Building the dog houses was an extension of providing life skills, he said. 

“When the administration approached me about this, I asked if it was possible to do a construction project, so I thought about things we could build in a three-week period … and then how to turn it into a civic project,” Bennett said. 

Some initial ideas included building benches for the park or the Chiniak Bay Elder House long-term care facility. Then the dog houses came to mind, with the goal of donating them to Kodiak Animal Shelter.

“I had kids write down proposals for it and we went to talk to the Animal Shelter,” he said. 

Students went on a tour of the facility to learn about the needs, according to Kodiak Animal Shelter Director Jean Turman.

"They put on a great presentation here when they took the tour," Turman said. "We explained what we do here and what type of programs here and how many pets come through and how many volunteers we have and what they do."

Bennett provided the overall design for the project and had the students get started.

“It’s been a really great experience and I’m proud of how things turned out,” he said. 

Mangrobang, the senior, said she enjoyed the particular project.

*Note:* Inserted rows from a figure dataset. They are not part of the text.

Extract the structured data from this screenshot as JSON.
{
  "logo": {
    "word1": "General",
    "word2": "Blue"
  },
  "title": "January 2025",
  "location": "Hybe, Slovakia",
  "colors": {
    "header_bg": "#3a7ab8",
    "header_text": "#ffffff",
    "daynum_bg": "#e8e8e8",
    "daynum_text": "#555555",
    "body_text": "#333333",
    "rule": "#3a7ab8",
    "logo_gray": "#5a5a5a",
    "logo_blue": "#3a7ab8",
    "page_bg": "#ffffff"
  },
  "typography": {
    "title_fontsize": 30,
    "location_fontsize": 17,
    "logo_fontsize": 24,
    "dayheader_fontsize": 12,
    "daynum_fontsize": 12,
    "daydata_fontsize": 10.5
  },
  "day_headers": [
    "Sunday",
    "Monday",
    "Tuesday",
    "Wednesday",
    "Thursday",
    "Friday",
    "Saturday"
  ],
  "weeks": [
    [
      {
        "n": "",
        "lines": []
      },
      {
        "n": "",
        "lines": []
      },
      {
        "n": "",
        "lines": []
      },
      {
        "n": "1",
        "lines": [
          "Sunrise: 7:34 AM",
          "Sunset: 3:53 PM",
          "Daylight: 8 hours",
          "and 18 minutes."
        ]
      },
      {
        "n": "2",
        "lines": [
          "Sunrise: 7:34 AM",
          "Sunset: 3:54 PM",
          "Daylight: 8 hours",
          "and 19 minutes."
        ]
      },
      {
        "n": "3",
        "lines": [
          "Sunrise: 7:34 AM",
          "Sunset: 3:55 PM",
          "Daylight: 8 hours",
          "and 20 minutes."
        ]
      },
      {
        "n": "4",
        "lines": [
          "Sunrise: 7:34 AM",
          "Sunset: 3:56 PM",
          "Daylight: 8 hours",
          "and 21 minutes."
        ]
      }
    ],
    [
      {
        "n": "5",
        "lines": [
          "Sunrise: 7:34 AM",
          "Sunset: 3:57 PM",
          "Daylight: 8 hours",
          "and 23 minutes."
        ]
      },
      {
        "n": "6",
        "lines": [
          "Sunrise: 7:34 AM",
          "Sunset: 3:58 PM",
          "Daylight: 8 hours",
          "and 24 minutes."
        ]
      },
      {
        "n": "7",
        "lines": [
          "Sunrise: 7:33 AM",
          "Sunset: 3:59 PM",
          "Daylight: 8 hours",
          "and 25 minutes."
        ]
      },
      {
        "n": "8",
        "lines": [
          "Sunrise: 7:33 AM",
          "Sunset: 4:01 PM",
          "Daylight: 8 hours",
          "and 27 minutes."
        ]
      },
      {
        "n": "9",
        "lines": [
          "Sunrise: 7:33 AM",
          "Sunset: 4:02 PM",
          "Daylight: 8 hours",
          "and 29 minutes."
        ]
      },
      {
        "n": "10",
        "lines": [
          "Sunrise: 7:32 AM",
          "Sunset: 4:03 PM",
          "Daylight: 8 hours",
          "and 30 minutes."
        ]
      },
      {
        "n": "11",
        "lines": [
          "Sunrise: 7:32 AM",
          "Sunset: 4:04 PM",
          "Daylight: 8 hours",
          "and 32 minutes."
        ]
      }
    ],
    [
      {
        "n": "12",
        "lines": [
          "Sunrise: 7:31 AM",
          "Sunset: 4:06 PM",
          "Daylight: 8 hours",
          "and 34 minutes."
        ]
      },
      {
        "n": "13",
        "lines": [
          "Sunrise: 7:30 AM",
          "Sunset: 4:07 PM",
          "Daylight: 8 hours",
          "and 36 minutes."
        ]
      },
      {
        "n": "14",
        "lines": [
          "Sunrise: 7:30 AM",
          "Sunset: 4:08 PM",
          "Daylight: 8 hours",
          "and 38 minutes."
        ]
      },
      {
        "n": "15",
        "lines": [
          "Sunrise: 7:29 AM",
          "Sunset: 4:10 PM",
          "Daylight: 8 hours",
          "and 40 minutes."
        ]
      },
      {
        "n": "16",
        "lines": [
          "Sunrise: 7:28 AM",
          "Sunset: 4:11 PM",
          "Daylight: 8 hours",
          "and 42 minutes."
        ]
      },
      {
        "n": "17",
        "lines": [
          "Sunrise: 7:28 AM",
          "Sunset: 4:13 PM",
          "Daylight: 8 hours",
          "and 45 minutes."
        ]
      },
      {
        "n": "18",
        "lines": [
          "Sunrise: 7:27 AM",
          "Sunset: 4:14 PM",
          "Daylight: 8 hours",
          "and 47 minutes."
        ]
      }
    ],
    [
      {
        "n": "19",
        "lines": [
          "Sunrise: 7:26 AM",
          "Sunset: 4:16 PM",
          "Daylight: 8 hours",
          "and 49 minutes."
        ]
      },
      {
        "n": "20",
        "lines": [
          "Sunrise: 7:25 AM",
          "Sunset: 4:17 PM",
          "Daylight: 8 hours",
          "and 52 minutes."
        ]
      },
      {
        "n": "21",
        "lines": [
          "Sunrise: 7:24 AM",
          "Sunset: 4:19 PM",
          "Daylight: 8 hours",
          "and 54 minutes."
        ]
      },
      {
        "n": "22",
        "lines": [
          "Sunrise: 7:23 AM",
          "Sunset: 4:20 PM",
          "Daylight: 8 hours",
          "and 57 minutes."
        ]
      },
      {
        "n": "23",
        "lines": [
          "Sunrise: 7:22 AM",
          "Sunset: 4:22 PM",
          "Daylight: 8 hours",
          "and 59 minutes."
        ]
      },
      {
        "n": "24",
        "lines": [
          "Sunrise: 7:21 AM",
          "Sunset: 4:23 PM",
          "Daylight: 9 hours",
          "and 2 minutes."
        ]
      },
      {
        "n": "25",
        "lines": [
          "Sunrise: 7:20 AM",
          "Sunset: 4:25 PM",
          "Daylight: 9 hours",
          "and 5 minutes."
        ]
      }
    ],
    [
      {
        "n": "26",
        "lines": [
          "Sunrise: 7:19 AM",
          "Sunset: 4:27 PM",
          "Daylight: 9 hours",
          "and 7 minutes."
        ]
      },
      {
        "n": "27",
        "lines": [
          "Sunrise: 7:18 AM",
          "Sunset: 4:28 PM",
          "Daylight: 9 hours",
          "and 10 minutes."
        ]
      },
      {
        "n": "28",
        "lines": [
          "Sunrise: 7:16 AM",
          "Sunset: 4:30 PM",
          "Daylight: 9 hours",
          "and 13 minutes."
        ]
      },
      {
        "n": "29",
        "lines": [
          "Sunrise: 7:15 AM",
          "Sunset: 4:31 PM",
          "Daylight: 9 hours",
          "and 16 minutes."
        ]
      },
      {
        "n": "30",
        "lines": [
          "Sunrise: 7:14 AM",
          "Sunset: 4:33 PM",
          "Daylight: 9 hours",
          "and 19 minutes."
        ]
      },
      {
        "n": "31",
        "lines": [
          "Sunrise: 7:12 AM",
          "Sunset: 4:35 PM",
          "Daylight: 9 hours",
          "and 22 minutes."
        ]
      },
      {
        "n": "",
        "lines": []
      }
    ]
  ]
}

“It’s nothing like what I’ve done before so it was nice to do something new,” she said. “This gives the dogs a better shelter because it’s built to be weatherproof against Kodiak weather and people who adopt the dogs won’t have to spend money.”

Turman said the project will be beneficial once they take ownership of the dog houses.

“This type of donation doesn't happen very often, as we haven't had them built in 10 years," Turman said. "We're really appreciative that they are able and we can send them home with a dog that is adopted. It takes an expense off the new owner."